Al día siguiente regresé a las oficinas del «ingeniero» y le expliqué mi convicción de que ya no había más que sacarle, que era hora de liberarla, que yo me podía encargar … Estoy de acuerdo contigo, me dijo el ingeniero, que no me preocupe más, que justo por eso la noche anterior la habían «amnistiado» lanzándola al mar, con zapatos de cemento, desde un helicóptero porta tropas Mikoyán, junto con sus demás compañeros y todas sus pertenencias.

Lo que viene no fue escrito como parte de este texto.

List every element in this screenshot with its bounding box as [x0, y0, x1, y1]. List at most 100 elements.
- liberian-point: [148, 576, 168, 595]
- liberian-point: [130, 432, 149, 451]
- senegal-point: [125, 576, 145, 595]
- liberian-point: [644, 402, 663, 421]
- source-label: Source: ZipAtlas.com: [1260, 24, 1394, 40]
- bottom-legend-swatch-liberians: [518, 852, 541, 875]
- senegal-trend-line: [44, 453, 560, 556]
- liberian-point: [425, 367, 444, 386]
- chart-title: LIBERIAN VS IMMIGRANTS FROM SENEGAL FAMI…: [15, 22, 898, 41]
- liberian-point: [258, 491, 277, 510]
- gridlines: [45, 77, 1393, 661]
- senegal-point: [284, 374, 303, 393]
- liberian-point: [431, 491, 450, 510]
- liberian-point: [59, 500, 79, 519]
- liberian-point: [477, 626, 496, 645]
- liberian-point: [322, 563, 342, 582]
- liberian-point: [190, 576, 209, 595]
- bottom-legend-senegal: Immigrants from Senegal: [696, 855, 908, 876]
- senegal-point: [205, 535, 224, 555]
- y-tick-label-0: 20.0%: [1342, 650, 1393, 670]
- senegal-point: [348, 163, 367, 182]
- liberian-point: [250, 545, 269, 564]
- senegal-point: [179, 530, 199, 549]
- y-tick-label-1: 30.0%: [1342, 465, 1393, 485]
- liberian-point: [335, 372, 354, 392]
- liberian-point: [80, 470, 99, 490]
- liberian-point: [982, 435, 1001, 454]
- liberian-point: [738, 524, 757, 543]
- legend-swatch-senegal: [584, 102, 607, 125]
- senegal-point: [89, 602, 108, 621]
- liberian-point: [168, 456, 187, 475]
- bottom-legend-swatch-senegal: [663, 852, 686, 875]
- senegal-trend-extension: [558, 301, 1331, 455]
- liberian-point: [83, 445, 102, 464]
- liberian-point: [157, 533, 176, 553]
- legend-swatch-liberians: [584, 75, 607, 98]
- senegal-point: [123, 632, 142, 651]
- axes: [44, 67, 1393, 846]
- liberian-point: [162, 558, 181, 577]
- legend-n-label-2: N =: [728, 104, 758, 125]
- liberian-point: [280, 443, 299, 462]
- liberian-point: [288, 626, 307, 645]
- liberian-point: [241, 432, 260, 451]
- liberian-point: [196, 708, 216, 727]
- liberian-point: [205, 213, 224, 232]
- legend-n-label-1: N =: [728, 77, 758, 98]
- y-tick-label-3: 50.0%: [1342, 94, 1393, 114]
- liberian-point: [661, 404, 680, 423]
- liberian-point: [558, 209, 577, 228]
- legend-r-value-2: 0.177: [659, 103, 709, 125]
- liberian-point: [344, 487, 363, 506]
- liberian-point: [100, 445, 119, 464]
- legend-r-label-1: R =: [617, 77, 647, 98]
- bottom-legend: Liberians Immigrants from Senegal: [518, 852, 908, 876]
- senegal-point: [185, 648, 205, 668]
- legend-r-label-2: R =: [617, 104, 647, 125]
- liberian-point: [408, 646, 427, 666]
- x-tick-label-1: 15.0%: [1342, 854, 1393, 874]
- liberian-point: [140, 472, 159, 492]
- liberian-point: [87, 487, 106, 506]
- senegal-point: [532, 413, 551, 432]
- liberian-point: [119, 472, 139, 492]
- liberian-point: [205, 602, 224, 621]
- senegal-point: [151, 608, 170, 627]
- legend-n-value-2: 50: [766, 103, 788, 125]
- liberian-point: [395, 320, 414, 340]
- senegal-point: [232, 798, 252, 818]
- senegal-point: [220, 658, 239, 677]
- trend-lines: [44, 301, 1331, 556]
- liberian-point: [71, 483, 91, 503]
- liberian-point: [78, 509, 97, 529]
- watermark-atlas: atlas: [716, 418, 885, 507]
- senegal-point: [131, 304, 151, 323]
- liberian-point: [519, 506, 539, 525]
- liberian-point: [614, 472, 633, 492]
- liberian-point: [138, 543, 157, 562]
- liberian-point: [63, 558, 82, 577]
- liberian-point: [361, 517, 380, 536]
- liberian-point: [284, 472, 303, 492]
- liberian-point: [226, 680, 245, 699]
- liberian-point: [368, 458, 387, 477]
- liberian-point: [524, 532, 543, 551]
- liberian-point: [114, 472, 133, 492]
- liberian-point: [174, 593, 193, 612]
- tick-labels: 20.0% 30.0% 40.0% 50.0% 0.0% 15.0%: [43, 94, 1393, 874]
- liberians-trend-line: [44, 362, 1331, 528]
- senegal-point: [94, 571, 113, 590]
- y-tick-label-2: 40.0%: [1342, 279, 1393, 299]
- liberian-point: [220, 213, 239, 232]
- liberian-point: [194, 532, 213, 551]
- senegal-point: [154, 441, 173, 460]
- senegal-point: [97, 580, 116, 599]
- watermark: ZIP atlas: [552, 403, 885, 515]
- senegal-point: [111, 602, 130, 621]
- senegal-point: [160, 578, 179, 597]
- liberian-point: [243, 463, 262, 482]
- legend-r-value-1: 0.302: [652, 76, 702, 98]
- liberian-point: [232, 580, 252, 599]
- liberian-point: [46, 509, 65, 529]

Me senté, como un autómata checo, en una silla art decó de la cafetería de oficiales a beber un café con Amaretto y a fumar un Marlboro Silver de contrabando, mientras dibujaba de memoria su hermoso rostro en el reverso de mi carta de ascenso. Vagué toda la noche por los rincones de su barriada, donde solía «reglarla«, con el fin de recordarla libre y feliz, con su cabellera al viento, su blanco mandil de microbióloga y los cuadernos espiral que apretaba contra sus pechos. No me di cuenta de la hora. Un maleante de raza indefinida, chinonegrindio quizás, me salió al frente desde un oscuro zaguán, blandiendo un cuchillo de cocinero japonés. Alcancé a entender, entre toda una maraña de obscenidades, que quería mi billetera, mis zapatos Boss y el reloj Swiss Army que me había ganado en la competencia de lucha submarina. Lo observé rápidamente. No tenía complexión atlética, ni porte militar. Tenía los antebrazos ralos y las muñecas débiles. Se paraba de frente, como vaquero en un duelo, exponiendo todos los puntos neurálgicos de sus órganos vitales. Los torpes movimientos que hacía con el arma y su forma de enfrentarme sin buscar el mínimo perfil adecuado para la lucha, me convencieron de que el pobre lumpen no tendría la más mínima opción de sobrevivir. No sería necesario sacar mi Browning Baby de seis proyectiles. Mientras se acercaba, mi mente encontraba la toma adecuada, en la cual el aikido me ofrecía, con un mínimo de movimientos, una forma rápida de introducirle su propio cuchillo en el ojo derecho, hasta el occipital. La imagen de Cusi Coillur se me cruzó por delante. No más muertes, mi amor… Pensé que tal vez si me esmeraba en medir con exactitud la estocada y la introducía menos de dos pulgadas, o si se la clavaba bajo la clavícula, el estúpido suicida no moriría y, inmóvil,  dejaría de joder… tal vez… El infeliz se me abalanzó confiado, sin tener la menor idea de lo que estaba haciendo. Se lanzó con toda su furia. Esta vez no lloré.